Господи, какая же она идиотка! Все правильно. Мамиро в другой стороне. Просто, занятая мыслями о сегодняшней ночи, она совершенно позабыла, что сели они лицом к невидимой Мамиро, а не наоборот… Констанс оказался куда внимательнее нее. Видимо, воспоминания об их ночном «приключении» терзают его куда меньше. Оно и понятно… У него ведь нет невесты, которой он изменил. Да и Гермия дорога ему не настолько, чтобы изводиться из-за какой-то ночи любви. Она раздосадовано сжала губы. Поделом тебе, поделом, издевался внутренний голос. Не хотела учиться на чужих ошибках, будешь учиться на своих…
— Откуда эти люди? — поинтересовался Конни у Джамбаты.
Индонезиец напряженно вглядывался в силуэты, приобретавшие потихоньку четкость очертаний.

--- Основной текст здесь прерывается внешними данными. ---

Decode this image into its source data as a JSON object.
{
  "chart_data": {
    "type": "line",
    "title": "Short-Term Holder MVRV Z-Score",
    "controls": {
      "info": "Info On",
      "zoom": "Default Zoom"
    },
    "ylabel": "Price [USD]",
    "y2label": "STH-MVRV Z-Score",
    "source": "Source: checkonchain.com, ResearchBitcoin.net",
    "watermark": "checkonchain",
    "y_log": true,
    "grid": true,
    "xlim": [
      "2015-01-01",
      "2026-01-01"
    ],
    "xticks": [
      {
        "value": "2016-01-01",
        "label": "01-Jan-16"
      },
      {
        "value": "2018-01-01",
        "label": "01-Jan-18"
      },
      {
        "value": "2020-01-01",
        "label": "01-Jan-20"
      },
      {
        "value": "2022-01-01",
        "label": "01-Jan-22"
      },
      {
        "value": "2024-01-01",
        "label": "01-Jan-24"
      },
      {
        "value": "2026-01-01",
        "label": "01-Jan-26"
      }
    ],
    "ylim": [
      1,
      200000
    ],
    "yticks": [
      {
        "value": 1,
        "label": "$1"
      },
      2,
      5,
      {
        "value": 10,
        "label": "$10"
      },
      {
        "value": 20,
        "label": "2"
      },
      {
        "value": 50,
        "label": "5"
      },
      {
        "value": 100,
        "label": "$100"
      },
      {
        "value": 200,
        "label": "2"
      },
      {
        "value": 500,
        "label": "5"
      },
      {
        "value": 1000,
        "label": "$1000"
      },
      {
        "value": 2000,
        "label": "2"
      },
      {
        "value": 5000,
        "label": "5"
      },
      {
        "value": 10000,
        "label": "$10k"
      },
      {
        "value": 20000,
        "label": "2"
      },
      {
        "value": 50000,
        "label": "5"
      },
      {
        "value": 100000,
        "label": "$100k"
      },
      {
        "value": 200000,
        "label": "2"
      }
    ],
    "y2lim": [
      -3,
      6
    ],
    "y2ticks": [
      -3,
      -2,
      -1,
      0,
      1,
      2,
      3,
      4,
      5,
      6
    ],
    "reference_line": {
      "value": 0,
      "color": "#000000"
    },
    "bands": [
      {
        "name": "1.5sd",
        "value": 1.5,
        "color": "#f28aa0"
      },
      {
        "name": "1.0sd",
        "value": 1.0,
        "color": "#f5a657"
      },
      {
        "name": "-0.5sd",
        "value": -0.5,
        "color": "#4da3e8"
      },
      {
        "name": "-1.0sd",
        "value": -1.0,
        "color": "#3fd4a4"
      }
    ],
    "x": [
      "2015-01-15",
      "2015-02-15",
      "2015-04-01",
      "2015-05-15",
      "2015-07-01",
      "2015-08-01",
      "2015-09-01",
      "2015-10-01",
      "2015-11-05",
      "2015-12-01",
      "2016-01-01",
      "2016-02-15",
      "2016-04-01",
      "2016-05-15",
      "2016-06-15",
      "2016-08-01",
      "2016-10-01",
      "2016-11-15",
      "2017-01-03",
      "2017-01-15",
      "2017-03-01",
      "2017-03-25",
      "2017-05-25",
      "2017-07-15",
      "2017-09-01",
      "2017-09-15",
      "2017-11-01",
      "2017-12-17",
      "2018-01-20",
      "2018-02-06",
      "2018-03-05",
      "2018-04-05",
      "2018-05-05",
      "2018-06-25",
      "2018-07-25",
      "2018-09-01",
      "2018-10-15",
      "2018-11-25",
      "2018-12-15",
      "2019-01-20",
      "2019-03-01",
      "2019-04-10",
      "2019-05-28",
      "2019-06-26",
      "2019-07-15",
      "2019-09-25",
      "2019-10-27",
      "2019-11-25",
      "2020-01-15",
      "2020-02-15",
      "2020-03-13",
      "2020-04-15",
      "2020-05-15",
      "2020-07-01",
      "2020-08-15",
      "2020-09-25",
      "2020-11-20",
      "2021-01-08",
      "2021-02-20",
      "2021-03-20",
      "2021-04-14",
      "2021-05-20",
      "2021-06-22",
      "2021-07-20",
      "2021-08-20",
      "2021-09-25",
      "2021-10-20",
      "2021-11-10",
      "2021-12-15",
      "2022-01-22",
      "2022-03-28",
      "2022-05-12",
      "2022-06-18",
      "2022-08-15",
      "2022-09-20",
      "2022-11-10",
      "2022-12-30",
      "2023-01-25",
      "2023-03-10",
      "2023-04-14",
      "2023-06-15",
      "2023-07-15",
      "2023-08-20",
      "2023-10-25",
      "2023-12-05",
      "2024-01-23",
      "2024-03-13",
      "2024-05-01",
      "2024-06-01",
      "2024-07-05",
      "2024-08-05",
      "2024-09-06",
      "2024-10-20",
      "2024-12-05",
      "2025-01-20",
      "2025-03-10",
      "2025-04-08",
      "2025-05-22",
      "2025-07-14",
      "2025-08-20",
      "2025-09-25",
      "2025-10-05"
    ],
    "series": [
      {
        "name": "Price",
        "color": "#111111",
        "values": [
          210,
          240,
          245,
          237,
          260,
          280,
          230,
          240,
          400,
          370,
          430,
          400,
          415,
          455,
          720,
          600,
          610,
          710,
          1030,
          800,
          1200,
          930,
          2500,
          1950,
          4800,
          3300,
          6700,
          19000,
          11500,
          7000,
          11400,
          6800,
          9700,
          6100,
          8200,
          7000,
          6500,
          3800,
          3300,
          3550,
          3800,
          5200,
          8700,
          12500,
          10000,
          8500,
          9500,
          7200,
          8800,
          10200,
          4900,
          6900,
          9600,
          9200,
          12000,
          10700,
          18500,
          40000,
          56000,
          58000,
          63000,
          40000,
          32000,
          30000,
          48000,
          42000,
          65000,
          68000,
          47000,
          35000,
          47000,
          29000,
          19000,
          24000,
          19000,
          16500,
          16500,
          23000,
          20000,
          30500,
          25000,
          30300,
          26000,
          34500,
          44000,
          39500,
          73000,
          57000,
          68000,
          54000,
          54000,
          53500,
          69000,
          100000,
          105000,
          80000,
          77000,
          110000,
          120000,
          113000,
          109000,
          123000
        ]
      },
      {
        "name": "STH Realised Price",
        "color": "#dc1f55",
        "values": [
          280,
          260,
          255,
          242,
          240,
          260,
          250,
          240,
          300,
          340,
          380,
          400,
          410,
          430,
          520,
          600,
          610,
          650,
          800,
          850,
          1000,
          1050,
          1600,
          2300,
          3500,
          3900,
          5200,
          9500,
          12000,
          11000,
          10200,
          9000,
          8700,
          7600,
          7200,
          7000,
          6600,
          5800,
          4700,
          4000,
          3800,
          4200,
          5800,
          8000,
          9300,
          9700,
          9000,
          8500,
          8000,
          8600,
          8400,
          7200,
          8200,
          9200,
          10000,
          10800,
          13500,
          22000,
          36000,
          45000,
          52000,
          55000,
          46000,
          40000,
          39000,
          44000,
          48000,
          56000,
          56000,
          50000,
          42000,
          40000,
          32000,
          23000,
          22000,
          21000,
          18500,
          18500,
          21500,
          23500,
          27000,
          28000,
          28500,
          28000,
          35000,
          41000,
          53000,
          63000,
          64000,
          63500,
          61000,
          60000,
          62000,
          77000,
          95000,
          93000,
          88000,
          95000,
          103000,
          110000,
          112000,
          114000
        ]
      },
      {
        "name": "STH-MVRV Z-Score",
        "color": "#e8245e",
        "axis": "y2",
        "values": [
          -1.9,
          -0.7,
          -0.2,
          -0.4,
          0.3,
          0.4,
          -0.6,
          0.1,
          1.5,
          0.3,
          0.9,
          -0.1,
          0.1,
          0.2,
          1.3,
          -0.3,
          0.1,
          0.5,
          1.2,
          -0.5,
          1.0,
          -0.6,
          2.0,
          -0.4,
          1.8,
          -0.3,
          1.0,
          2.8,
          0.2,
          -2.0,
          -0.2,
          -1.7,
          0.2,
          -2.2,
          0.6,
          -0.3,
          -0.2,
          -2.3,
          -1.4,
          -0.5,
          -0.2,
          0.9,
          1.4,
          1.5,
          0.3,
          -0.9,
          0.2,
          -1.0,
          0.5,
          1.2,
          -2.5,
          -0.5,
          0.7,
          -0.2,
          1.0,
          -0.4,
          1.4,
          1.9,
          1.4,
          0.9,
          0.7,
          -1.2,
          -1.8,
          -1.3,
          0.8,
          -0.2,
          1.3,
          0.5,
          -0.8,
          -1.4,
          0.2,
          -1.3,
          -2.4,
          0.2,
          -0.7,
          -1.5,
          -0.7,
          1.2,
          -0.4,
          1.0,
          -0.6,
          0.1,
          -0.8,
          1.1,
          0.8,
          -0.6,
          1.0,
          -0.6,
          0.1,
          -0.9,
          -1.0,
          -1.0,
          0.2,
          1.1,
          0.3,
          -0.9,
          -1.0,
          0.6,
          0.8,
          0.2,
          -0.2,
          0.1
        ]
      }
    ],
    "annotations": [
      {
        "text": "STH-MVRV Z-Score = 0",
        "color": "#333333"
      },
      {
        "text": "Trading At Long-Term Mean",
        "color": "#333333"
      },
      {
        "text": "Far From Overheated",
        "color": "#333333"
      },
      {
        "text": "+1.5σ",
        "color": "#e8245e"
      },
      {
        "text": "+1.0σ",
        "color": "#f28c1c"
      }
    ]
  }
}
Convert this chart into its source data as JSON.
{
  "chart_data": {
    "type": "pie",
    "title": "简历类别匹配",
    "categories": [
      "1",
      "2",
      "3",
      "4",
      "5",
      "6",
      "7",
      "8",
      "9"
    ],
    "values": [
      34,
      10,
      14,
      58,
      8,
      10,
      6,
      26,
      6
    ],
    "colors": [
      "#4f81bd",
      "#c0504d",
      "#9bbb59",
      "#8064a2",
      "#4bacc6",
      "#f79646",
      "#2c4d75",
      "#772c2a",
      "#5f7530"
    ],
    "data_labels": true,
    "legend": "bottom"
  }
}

— Не знать… — не отрывая взгляда от дороги, произнес Джамбата. — Не знать… Китали сказать — белые люди уйти туда.
Как же это раньше не пришло ей в голову? Два человека, с которыми видели Пойта… Но тогда… где же третий? Сердце Гермии забилось, как бабочка, попавшая в ладони к маленькому сорванцу.
— Думаешь, это они? — срывающимся голосом спросила она Джамбата.
— Пока не знать… — ответил Джамбата. — Не видеть, — поправился он.
— Может, пойдем навстречу? — неуверенно предложила она Констансу.
— Хорошо. Джамбата, ты согласен?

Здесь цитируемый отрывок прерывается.